La decisión fue adoptada mediante una resolución conjunta de los ministerios de Turismo, Economía y Finanzas y Vivienda. El inmueble, conocido como "Edificio Banco de Londres", fue comprado durante el segundo gobierno de Tabaré Vázquez al banco Lloyds por 1,5 millones de dólares. En ese momento, la cartera encabezada por Liliam Kechichian proyectaba trasladar allí sus oficinas desde la sede ubicada sobre la rambla portuaria.
Sin embargo, la mudanza nunca se concretó. Para acondicionar el edificio era necesario invertir otros 2,5 millones de dólares, por lo que el proyecto quedó sin ejecutarse. Más tarde, en 2020, en el contexto de la pandemia, el entonces ministro de Turismo, Germán Cardoso, anunció que se dejaría sin efecto la iniciativa y que el inmueble sería vendido como parte de una política de austeridad.
Si bien en 2021 el gobierno anterior informó que impulsaría una subasta pública, el proceso recién comenzó en 2022, cuando el ministerio, ya bajo la conducción de Tabaré Viera, inició la enajenación del bien al declararlo prescindible. Ese trámite administrativo finalizó en diciembre de 2023.
Cómo será la venta
El pliego aprobado por el Ejecutivo establece que el edificio cuenta con cinco plantas: un segundo subsuelo con estacionamiento, salas de máquinas, generador y subestación de UTE, un primer subsuelo, planta baja con acceso principal y varios pisos superiores.
Además, fija que el precio base de la licitación será equivalente al 85% del valor venal del inmueble, es decir, del valor de mercado que pueda obtenerse, aunque la resolución no establece un monto concreto.

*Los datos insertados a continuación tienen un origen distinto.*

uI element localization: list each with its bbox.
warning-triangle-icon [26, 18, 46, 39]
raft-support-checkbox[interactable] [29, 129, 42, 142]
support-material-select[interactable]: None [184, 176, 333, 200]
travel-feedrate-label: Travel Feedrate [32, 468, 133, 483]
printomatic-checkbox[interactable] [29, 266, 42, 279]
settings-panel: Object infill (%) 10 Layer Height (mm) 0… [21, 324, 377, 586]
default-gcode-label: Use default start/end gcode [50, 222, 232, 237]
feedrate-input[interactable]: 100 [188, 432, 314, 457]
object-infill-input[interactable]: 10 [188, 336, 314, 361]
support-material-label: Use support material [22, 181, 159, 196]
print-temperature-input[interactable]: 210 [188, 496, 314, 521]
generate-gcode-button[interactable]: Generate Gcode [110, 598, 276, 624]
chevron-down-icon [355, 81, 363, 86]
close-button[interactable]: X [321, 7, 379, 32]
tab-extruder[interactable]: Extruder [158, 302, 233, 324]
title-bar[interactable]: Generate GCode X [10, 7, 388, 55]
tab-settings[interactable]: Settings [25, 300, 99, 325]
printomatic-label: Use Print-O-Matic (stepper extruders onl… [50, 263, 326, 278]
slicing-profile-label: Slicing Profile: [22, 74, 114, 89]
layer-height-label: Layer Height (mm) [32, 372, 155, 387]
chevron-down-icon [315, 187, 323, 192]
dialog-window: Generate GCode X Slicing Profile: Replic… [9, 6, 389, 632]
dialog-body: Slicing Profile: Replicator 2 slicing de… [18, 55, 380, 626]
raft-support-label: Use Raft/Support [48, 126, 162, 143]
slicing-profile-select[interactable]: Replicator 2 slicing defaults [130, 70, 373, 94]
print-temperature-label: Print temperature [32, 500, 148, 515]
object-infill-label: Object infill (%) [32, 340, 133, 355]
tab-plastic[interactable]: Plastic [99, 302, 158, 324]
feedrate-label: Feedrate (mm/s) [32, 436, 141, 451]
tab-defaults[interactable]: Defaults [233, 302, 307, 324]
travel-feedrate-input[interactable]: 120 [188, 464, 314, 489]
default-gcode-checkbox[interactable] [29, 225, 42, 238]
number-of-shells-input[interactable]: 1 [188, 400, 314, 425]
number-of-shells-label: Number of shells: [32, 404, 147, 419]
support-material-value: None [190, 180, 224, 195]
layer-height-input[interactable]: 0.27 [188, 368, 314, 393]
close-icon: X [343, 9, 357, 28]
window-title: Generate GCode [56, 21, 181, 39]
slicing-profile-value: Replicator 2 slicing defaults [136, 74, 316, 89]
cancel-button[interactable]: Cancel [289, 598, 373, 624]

El documento también determina los usos permitidos para el edificio. Quedará prohibido destinarlo a vivienda, industrias o actividades con motores que generen ruidos, vibraciones o emanaciones. En cambio, podrá utilizarse para instalar entidades bancarias, escritorios, oficinas o sedes de instituciones diplomáticas, consulares, sociales o culturales.